На самом деле это не так, ведь не будь европейских денег, дефицит бюджета составил бы 16 и больше процентов бюджета. В этом случае мы бы, наверное, не тратили так много евросредств и урезали бы свои расходы. Но жизнь в Эстонии была бы совсем другой. Мы удивляемся тому, что люди недовольны жизнью в Эстонии, и уезжают из страны. Но если бы не было европейских денег, то эта проблема стояла бы намного острее.
На ваш взгляд, какая часть дотаций ЕС была потрачена не напрасно, а какая просто проедена или израсходована на проекты, которые нам не под силу содержать?
На этот вопрос трудно ответить, так как такого рода анализы не проводились, и в любом случае они будут субъективными. Примерно 20% всей суммы, предназначавшейся сельскому хозяйству, помогли повысить конкурентоспособность этого сектора.
Не все деньги были потрачены с умом. Но большая часть была израсходована не напрасно. Значительная часть средств была вложена также в дороги и крупные объекты инфраструктуры.

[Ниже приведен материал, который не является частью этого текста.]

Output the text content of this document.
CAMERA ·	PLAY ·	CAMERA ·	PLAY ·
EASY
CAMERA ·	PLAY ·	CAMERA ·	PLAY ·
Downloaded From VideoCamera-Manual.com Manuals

Эти вложения оправданы, вопрос только в том, сможем ли мы поддерживать их в порядке. Если наши доходы продолжат расти такими темпами, как сейчас, изыскать на это деньги будет сложно.
Возьмем, к примеру, Тартуский университет, который каждый год вводит в строй новый корпус. Сейчас университеты соревнуются между собой, кто кого обойдет, и это делается за счет европейских средств. Должен наступить такой период, когда все эти инвестиции должны будут заработать в интересах развития нашей экономики. И политикам следует подумать о том, как надавить на университеты, чтобы эти здания стали что-то зарабатывать, а фирмы могли бы использовать эти великолепные сооружения.
Возвращаясь к вашему вопросу, предположу, что две трети евроденег были потрачены не зря, они реально были использованы для повышения нашего благополучия. Ну, а треть денег вылетела в трубу.
Тем не менее, в Эстонии немало людей, которые не ощущают этого благополучия.
Всегда хочется чего-то большего. Уже в 2006 году было понятно, что правительство, пришедшее к власти, останется надолго. Благодаря огромному потоку европейских денег можно заткнуть рты всем критикам и существенно улучшить жизнь в стране.
Сегодня мы, очевидно, достигли стадии, когда уже не понимают, почему недовольство народа растет. Ведь денег все больше, бюджет увеличивается, а люди все равно недовольны. Одну из причин этого следует искать в том, что у нас на практике реализовалось свободное передвижение рабочей силы. Если в других странах открываются лучшие возможности, то недовольные или просто ищущие перемен уезжают из Эстонии.
Хотелось бы закончить на позитивной ноте: мы должны признать, что существует такая проблема, как зависимость от евродотаций, и уже сейчас нужно думать о том, как из этого выйти. И первый шаг на этом пути следует сделать, когда мы будем думать, как наиболее разумно потратить 5,8 млрд евро, которые налогоплательщики других стран выделят нам в 2014-2020 годах.